Description :

We are looking for a DevOps / Site Reliability Engineer (L5) to own and scale the production reliability of a large-scale, AI-first platform. You will be responsible for running mission-critical workloads on cloud infrastructure, hardening Kubernetes-based systems, and ensuring high availability, performance, and cost efficiency across platform and AI services.

This role is deeply hands-on and ownership-driven. You will be trusted to run day-2 production systems end-to-end, lead incident response, and continuously raise the reliability bar for AI and data-intensive workloads.
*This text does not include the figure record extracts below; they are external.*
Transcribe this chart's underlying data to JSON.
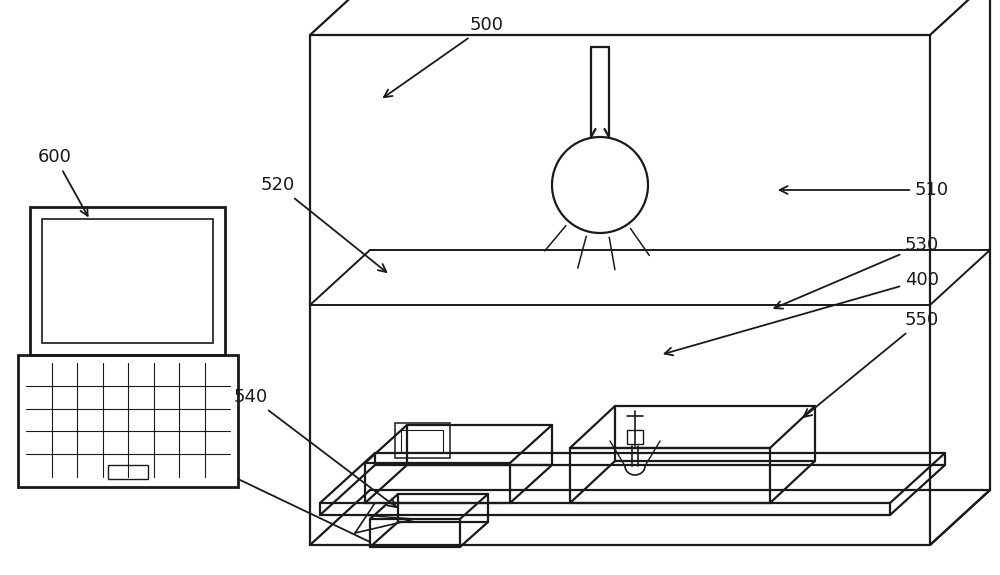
{
  "bg_color": "#ffffff",
  "line_color": "#1a1a1a",
  "label_fontsize": 13,
  "figsize": [
    10.0,
    5.75
  ],
  "dpi": 100
}
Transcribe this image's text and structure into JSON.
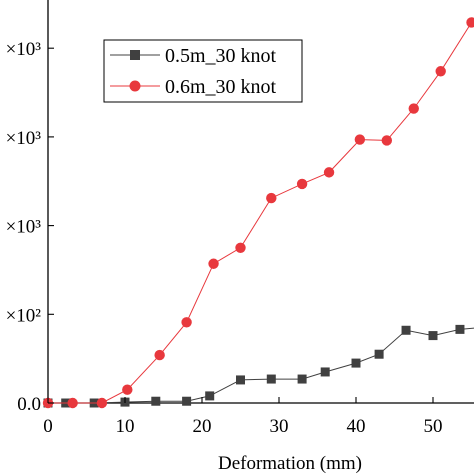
{
  "chart_data": {
    "type": "line",
    "xlabel": "Deformation (mm)",
    "ylabel": "",
    "xlim": [
      0,
      55
    ],
    "ylim": [
      0,
      5500
    ],
    "x_ticks": [
      0,
      10,
      20,
      30,
      40,
      50
    ],
    "x_tick_labels": [
      "0",
      "10",
      "20",
      "30",
      "40",
      "50"
    ],
    "y_tick_labels": [
      {
        "value": 0,
        "label": "0.0"
      },
      {
        "value": 1000,
        "label": "×10²"
      },
      {
        "value": 2000,
        "label": "×10³"
      },
      {
        "value": 3000,
        "label": "×10³"
      },
      {
        "value": 4000,
        "label": "×10³"
      },
      {
        "value": 5000,
        "label": "×10³"
      }
    ],
    "legend_position": "top-center",
    "series": [
      {
        "name": "0.5m_30 knot",
        "marker": "square",
        "color": "#404040",
        "x": [
          0,
          2.3,
          6,
          10,
          14,
          18,
          21,
          25,
          29,
          33,
          36,
          40,
          43,
          46.5,
          50,
          53.5,
          56
        ],
        "y": [
          0,
          0,
          0,
          10,
          20,
          20,
          80,
          260,
          270,
          270,
          350,
          450,
          550,
          820,
          760,
          830,
          850
        ]
      },
      {
        "name": "0.6m_30 knot",
        "marker": "circle",
        "color": "#e8383d",
        "x": [
          0,
          3.2,
          7,
          10.3,
          14.5,
          18,
          21.5,
          25,
          29,
          33,
          36.5,
          40.5,
          44,
          47.5,
          51,
          55
        ],
        "y": [
          0,
          0,
          0,
          150,
          540,
          910,
          1570,
          1750,
          2310,
          2470,
          2600,
          2970,
          2960,
          3320,
          3740,
          4290
        ]
      }
    ]
  }
}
At Proximity, you wont just keep systems running youll shape how reliability, observability, and operational excellence are built into the platform from the ground up.

Responsibilities :

- Own day-2 production operations of a large-scale, AI-first platform running on cloud infrastructure

- Run, scale, and harden Kubernetes-based workloads integrated with a broad set of managed cloud services across data, messaging, AI, networking, and security

- Define, implement, and operate SLIs, SLOs, and error budgets across core platform and AI services

- Build and own observability end-to-end, including :

a. APM

b. Infrastructure monitoring

c. Logs, alerts, and operational dashboards

- Improve and maintain CI/CD pipelines and Terraform-driven infrastructure automation

- Operate and integrate AI platform services for LLM deployments and model lifecycle management

- Lead incident response, conduct blameless postmortems, and drive systemic reliability improvements

- Optimize cost, performance, and autoscaling for AI, ML, and data-intensive workloads

- Partner closely with backend, data, and ML engineers to ensure production readiness and operational best practices

What Matters (Non-Negotiable Alignment) :

- Infra owners, not operators.

- This role is for engineers who design, build, and own infrastructure, not those limited to ticket-based operations.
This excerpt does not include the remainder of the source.